Pasada la Plaza de España y recorriendo la calle paralela al
Parque Hernández, escuché el comentario de una mujer sentada delante de mí dirigido
a su acompañante, los dos con la mirada perdida entre palmeras, fuentes y
antiguas fachadas modernistas:
- -
“La ciudad esta bien, pero… le falta alegría ¿no?
Mi pensamiento, instalado en ese momento aún sobre la
reciente visión de Melilla la Vieja, recogió el comentario al momento y reforzó
todo aquello que había estado pensando y viviendo en las últimas horas. A esta
ciudad le falta una chispa de alegría que otras si tienen.
Entre cristianos, hindúes, judíos y musulmanes, anda el
color y la riqueza de Melilla. De su mezcla y mestizaje sale su belleza,
guardada con recelo entre las murallas que conforman el recinto fortificado. Se
cuenta que una vez Melilla la Vieja se quedo pequeña para la población, y se
decidió extender la ciudad hasta los límites que marcara un cañón; allá donde
la bola del cañón llegara, hasta allí se construirían nuevas viviendas.

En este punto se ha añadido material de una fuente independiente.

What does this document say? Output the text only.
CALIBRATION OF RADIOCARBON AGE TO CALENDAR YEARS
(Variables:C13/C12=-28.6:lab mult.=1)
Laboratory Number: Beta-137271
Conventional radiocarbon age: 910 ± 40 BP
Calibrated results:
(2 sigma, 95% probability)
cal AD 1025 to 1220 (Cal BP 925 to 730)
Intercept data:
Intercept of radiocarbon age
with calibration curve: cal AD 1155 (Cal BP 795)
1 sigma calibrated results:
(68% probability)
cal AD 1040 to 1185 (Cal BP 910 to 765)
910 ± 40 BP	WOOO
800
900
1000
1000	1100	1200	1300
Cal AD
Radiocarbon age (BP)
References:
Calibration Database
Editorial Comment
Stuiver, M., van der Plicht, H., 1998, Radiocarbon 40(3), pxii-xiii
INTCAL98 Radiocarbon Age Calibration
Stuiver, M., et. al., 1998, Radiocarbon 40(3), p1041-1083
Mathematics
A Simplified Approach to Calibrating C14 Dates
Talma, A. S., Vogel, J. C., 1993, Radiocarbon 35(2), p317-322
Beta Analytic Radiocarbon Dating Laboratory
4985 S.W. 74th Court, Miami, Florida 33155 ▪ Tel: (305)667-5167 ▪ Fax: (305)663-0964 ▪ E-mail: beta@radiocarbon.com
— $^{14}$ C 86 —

Y es que el vocabulario militar es otro santo y seña de la
región. Tenientes, generales y guardia civil acompañan calles y dan forma a
escudos y monumentos bastante descafeinados y pasados de fecha. Eso sin hablar
de la bandera, impuesta casi por obligación y llevada con entusiasmo patriótico
en polos, zapatillas y demás ropa informal.
Coincidiendo con la semana náutica , el final del Ramadán y
con ambiente sofocante de humedad, Melilla se mostró como un gran cuartel donde
todo debe seguir un guión establecido. Un cuartel donde un papel te permite
estar dentro, y donde sin él sólo te toca esperar tu oportunidad detrás de la
valla. Un afortunado, así hay que sentirse.